Quenstion regarding weird bug with OpenMP parallelization

Marius13 · ‎05-09-2023

Hello,
so first I have to mention, that I am new to the Intel Fortran Compiler and there may be some obvious things that I am not doing/taking into account.

So I have recently switched to Intel fortran for the possibility of parallelisation. I am now using OpenMP to calculate many of the loops in my program that seemed to make sense in parallel and what I noticed is that the perfomance went faster and faster with more threads until around 15 threads and after that it started getting slower and slower (I have aaccess to a Server with 190 threads).

I was looking for the issue and found this weird behaviour that I could replicate with a test program (copy below). When I have an empty parallel region inside of a loop with a larger array definition (below its U2 = U = 128x128x50x2), the program slows down if I use more and more loops.
Even in the case where the arrays U and U2 are empty and the parallel region is completely empty as well.
And if I deactivate the parallel region or delete the array definition it goes as fast as usual. If I calculate the array definition and the empty parallel region inside of two different loops it also goes fast.

So maybe there seems to be some sort of memory problem or false sharing or something? I could not find any answers what is happening here which is why I was hoping some of you could help me out, it would be much appreciated. Thanks!

---------------------

program Test_Parallel2

USE omp_lib

IMPLICIT NONE

INTEGER, parameter :: jmax=128, lmax=128, Nbr_S=1, Nbr_SSS=50

REAL (KIND(0.0)), DIMENSION(100) :: Simulation_Time

REAL (KIND(0.0)), DIMENSION(Nbr_SSS,2,jmax,lmax) :: U

INTEGER :: Time1, Time2, rate

INTEGER :: iMaxThreads, kmax, k

REAL (KIND(0.0)) :: total_time

REAL (KIND(0.0)), DIMENSION(Nbr_SSS,2,jmax,lmax) :: U2

REAL (KIND(0.0)), DIMENSION(Nbr_SSS,2,jmax,lmax) :: Var1

!Intital Definitions

kmax = 50

Simulation_Time = 0.

U = 0.

U2=0.

!$ iMaxThreads = OMP_GET_MAX_THREADS()

!$ iMaxThreads = 50 !I override the number of active threads here for test purposes

!$ call OMP_SET_NUM_THREADS(iMaxThreads-1)

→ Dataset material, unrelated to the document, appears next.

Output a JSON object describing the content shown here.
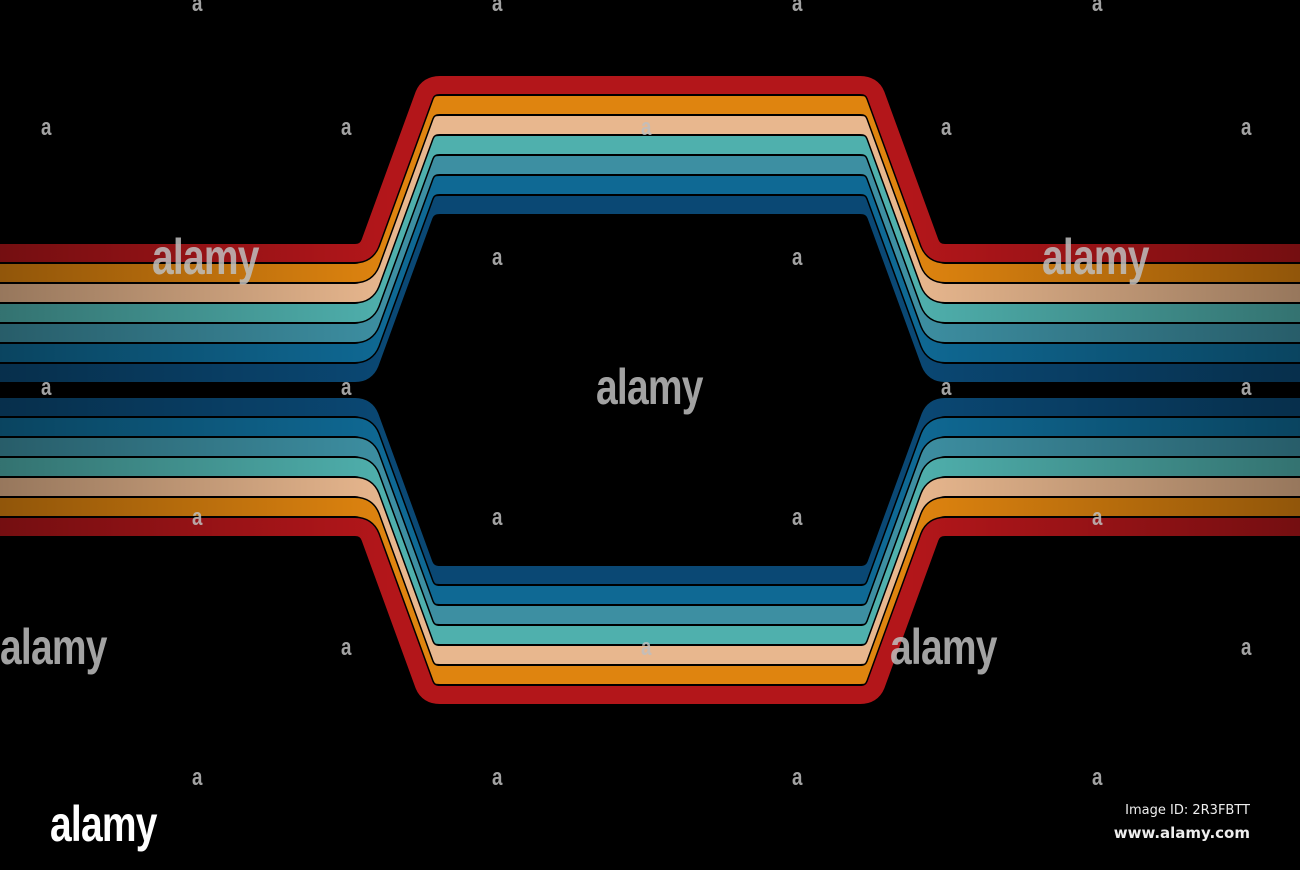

!$ Print *, "OpenMP active", iMaxThreads

CALL system_clock(count_rate=rate)

CALL SYSTEM_CLOCK(Time1)

DO k=1, kmax, 1

U2(:,:,:,:) = U(:,:,:,:)

!$OMP PARALLEL

!$OMP END PARALLEL

END DO

CALL SYSTEM_CLOCK(Time2)

total_time = real(Time2-Time1)/real(rate)

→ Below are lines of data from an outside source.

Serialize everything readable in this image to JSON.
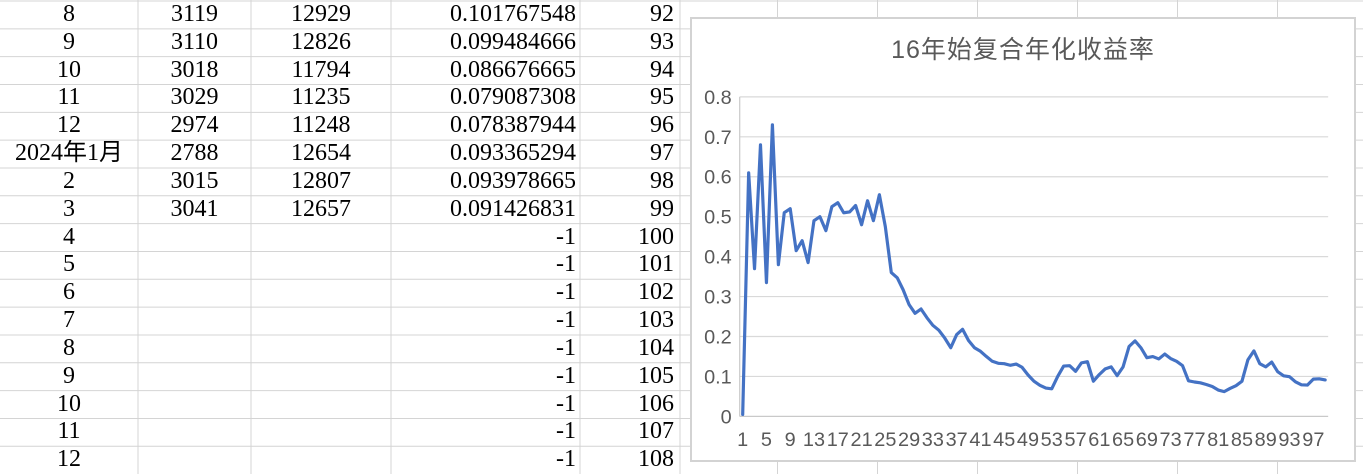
{
  "table": {
    "rows": [
      [
        "8",
        "3119",
        "12929",
        "0.101767548",
        "92"
      ],
      [
        "9",
        "3110",
        "12826",
        "0.099484666",
        "93"
      ],
      [
        "10",
        "3018",
        "11794",
        "0.086676665",
        "94"
      ],
      [
        "11",
        "3029",
        "11235",
        "0.079087308",
        "95"
      ],
      [
        "12",
        "2974",
        "11248",
        "0.078387944",
        "96"
      ],
      [
        "2024年1月",
        "2788",
        "12654",
        "0.093365294",
        "97"
      ],
      [
        "2",
        "3015",
        "12807",
        "0.093978665",
        "98"
      ],
      [
        "3",
        "3041",
        "12657",
        "0.091426831",
        "99"
      ],
      [
        "4",
        "",
        "",
        "-1",
        "100"
      ],
      [
        "5",
        "",
        "",
        "-1",
        "101"
      ],
      [
        "6",
        "",
        "",
        "-1",
        "102"
      ],
      [
        "7",
        "",
        "",
        "-1",
        "103"
      ],
      [
        "8",
        "",
        "",
        "-1",
        "104"
      ],
      [
        "9",
        "",
        "",
        "-1",
        "105"
      ],
      [
        "10",
        "",
        "",
        "-1",
        "106"
      ],
      [
        "11",
        "",
        "",
        "-1",
        "107"
      ],
      [
        "12",
        "",
        "",
        "-1",
        "108"
      ]
    ]
  },
  "chart_data": {
    "type": "line",
    "title": "16年始复合年化收益率",
    "x_range": [
      1,
      99
    ],
    "values": [
      0.005,
      0.61,
      0.37,
      0.68,
      0.335,
      0.73,
      0.38,
      0.51,
      0.52,
      0.415,
      0.44,
      0.385,
      0.49,
      0.5,
      0.465,
      0.525,
      0.535,
      0.51,
      0.512,
      0.528,
      0.48,
      0.54,
      0.49,
      0.555,
      0.475,
      0.36,
      0.347,
      0.317,
      0.28,
      0.258,
      0.269,
      0.247,
      0.228,
      0.216,
      0.196,
      0.172,
      0.205,
      0.218,
      0.19,
      0.172,
      0.163,
      0.15,
      0.138,
      0.133,
      0.132,
      0.128,
      0.131,
      0.123,
      0.104,
      0.088,
      0.078,
      0.071,
      0.069,
      0.1,
      0.126,
      0.127,
      0.113,
      0.134,
      0.137,
      0.088,
      0.105,
      0.119,
      0.124,
      0.102,
      0.124,
      0.175,
      0.189,
      0.172,
      0.147,
      0.15,
      0.144,
      0.156,
      0.145,
      0.138,
      0.127,
      0.089,
      0.086,
      0.084,
      0.08,
      0.075,
      0.066,
      0.062,
      0.07,
      0.077,
      0.088,
      0.142,
      0.164,
      0.132,
      0.124,
      0.136,
      0.112,
      0.101767548,
      0.099484666,
      0.086676665,
      0.079087308,
      0.078387944,
      0.093365294,
      0.093978665,
      0.091426831
    ],
    "x_tick_labels": [
      "1",
      "5",
      "9",
      "13",
      "17",
      "21",
      "25",
      "29",
      "33",
      "37",
      "41",
      "45",
      "49",
      "53",
      "57",
      "61",
      "65",
      "69",
      "73",
      "77",
      "81",
      "85",
      "89",
      "93",
      "97"
    ],
    "y_tick_labels": [
      "0",
      "0.1",
      "0.2",
      "0.3",
      "0.4",
      "0.5",
      "0.6",
      "0.7",
      "0.8"
    ],
    "ylim": [
      0,
      0.8
    ],
    "grid": true,
    "legend": "none",
    "line_color": "#4472c4",
    "gridline_color": "#d9d9d9",
    "axis_line_color": "#c9c9c9",
    "label_color": "#595959",
    "title_color": "#595959"
  },
  "sheet_colors": {
    "gridline": "#d4d4d4",
    "cell_text": "#000000",
    "background": "#ffffff",
    "chart_border": "#d3d3d3"
  }
}
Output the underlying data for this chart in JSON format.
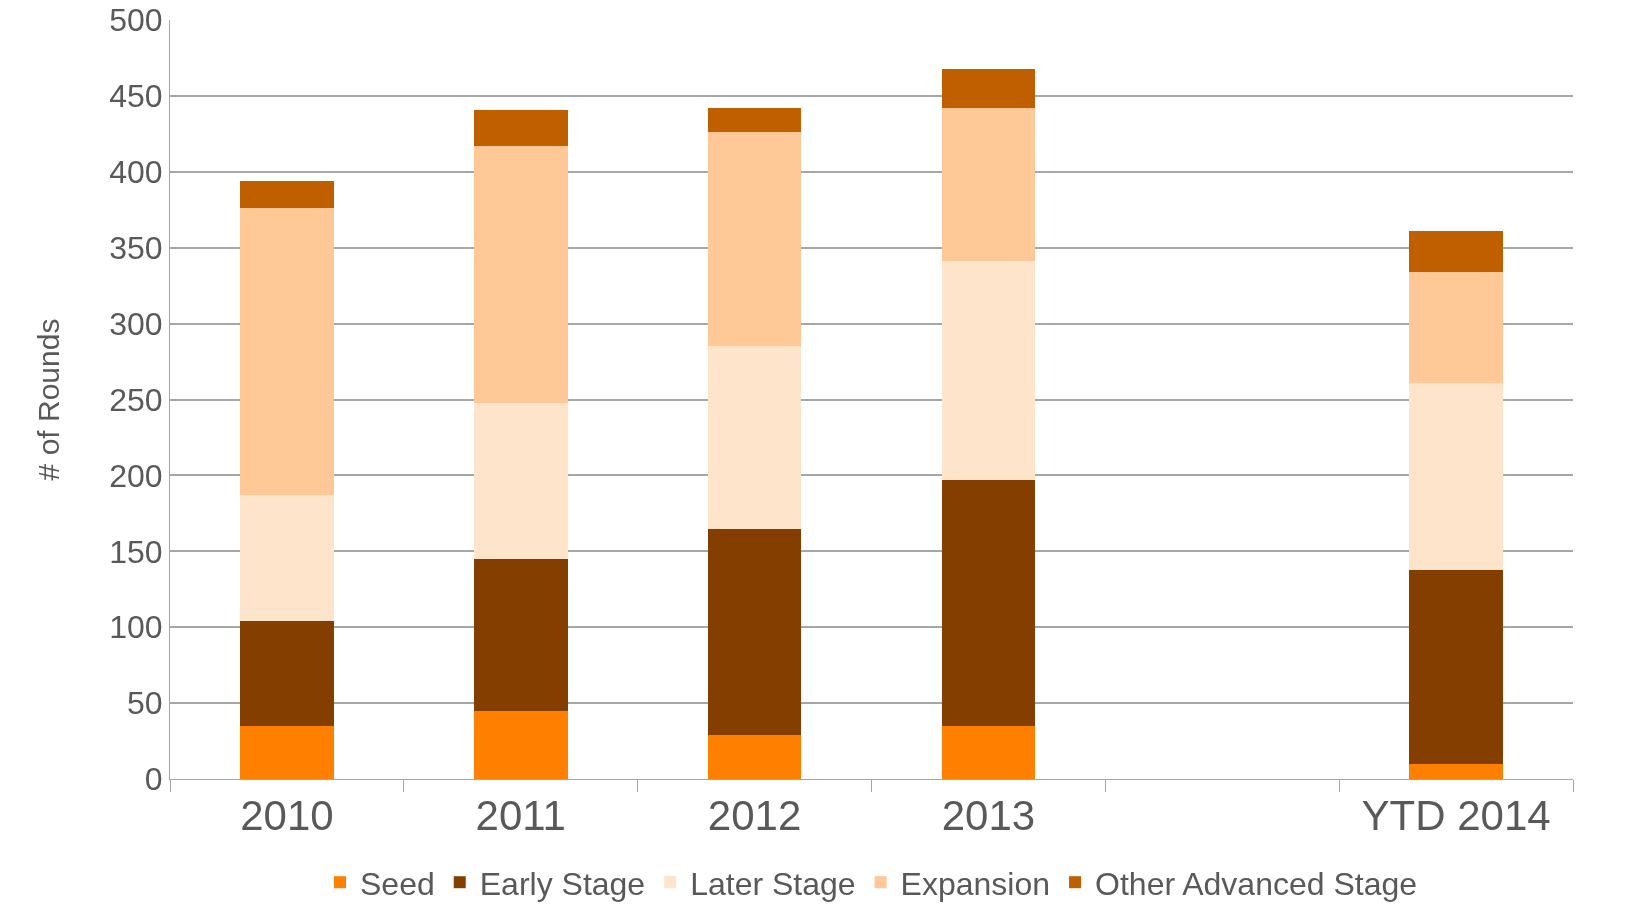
{
  "chart_data": {
    "type": "bar",
    "stacked": true,
    "ylabel": "# of Rounds",
    "categories": [
      "2010",
      "2011",
      "2012",
      "2013",
      null,
      "YTD 2014"
    ],
    "series": [
      {
        "name": "Seed",
        "color": "#ff8000",
        "values": [
          35,
          45,
          29,
          35,
          null,
          10
        ]
      },
      {
        "name": "Early Stage",
        "color": "#843f00",
        "values": [
          69,
          100,
          136,
          162,
          null,
          128
        ]
      },
      {
        "name": "Later Stage",
        "color": "#ffe4cc",
        "values": [
          83,
          103,
          120,
          144,
          null,
          123
        ]
      },
      {
        "name": "Expansion",
        "color": "#ffc896",
        "values": [
          189,
          169,
          141,
          101,
          null,
          73
        ]
      },
      {
        "name": "Other Advanced Stage",
        "color": "#bf5f00",
        "values": [
          18,
          24,
          16,
          26,
          null,
          27
        ]
      }
    ],
    "ylim": [
      0,
      500
    ],
    "yticks": [
      0,
      50,
      100,
      150,
      200,
      250,
      300,
      350,
      400,
      450,
      500
    ],
    "grid": "y",
    "legend": "bottom"
  }
}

write(*,*) 'Time taken (s):', total_time

PAUSE 10

end program Test_Parallel2

---------------------

Marius13 · ‎05-09-2023

Maybe some information on the compiler properties that I am using:

/nologo /MP /O1 /assume:buffered_io /heap-arrays0 /Qopenmp /fp:strict /module:"x64\Release\\" /object:"x64\Release\\" /Fd"x64\Release\vc170.pdb" /libs:static /threads /Qmkl:sequential /c

Also, in the Linker->System configuration I set the Stack Reserve Size pretty high at around 500000000 - otherwise I get an overflow error.

jimdempseyatthecove · ‎05-10-2023

Running through an empty (or do nothing) parallel region (that is not removed/elided by compiler optimizations will incur the overhead of starting or resuming the thread team of that parallel region. More threads, more overhead. It is only when the parallel region has sufficient parallizable code to surpass the overhead that parallelization becomes effective.

Note, your parallel region (of your actual project) may contain serialized (critical) sections, which will intercede with parallization for that section of code. Some system functions have critical sections. Examples: random number generators, memory allocation/deallocation. Also note that should "Reallocation of lefthand side" result in reallocation (memory deallocation and allocation) that those statements will serialize.

Without seeing your real code, I will make an assumption:

    REAL (KIND(0.0)), DIMENSION(Nbr_SSS,2,jmax,lmax) :: U2
    REAL (KIND(0.0)), DIMENSION(Nbr_SSS,2,jmax,lmax) :: Var1

that your intention is to have each thread work on an individual Nbr_SSS section of the arrays.

Please note that, as you have dimensioned the arrays, this will be very inefficient with cache line usage.

Rework your code to use:

    REAL (KIND(0.0)), DIMENSION(2,jmax,lmax, Nbr_SSS) :: U2
    REAL (KIND(0.0)), DIMENSION(2,jmax,lmax, Nbr_SSS) :: Var1

or possibly:

    REAL (KIND(0.0)), DIMENSION(jmax,lmax, 2, Nbr_SSS) :: U2
    REAL (KIND(0.0)), DIMENSION(jmax,lmax, 2, Nbr_SSS) :: Var1

Be aware the interations on jmax are on adjacent locations in memory.

The Fortran dimension order for adjacent memory locations is inverse that of C/C++.

Jim Dempsey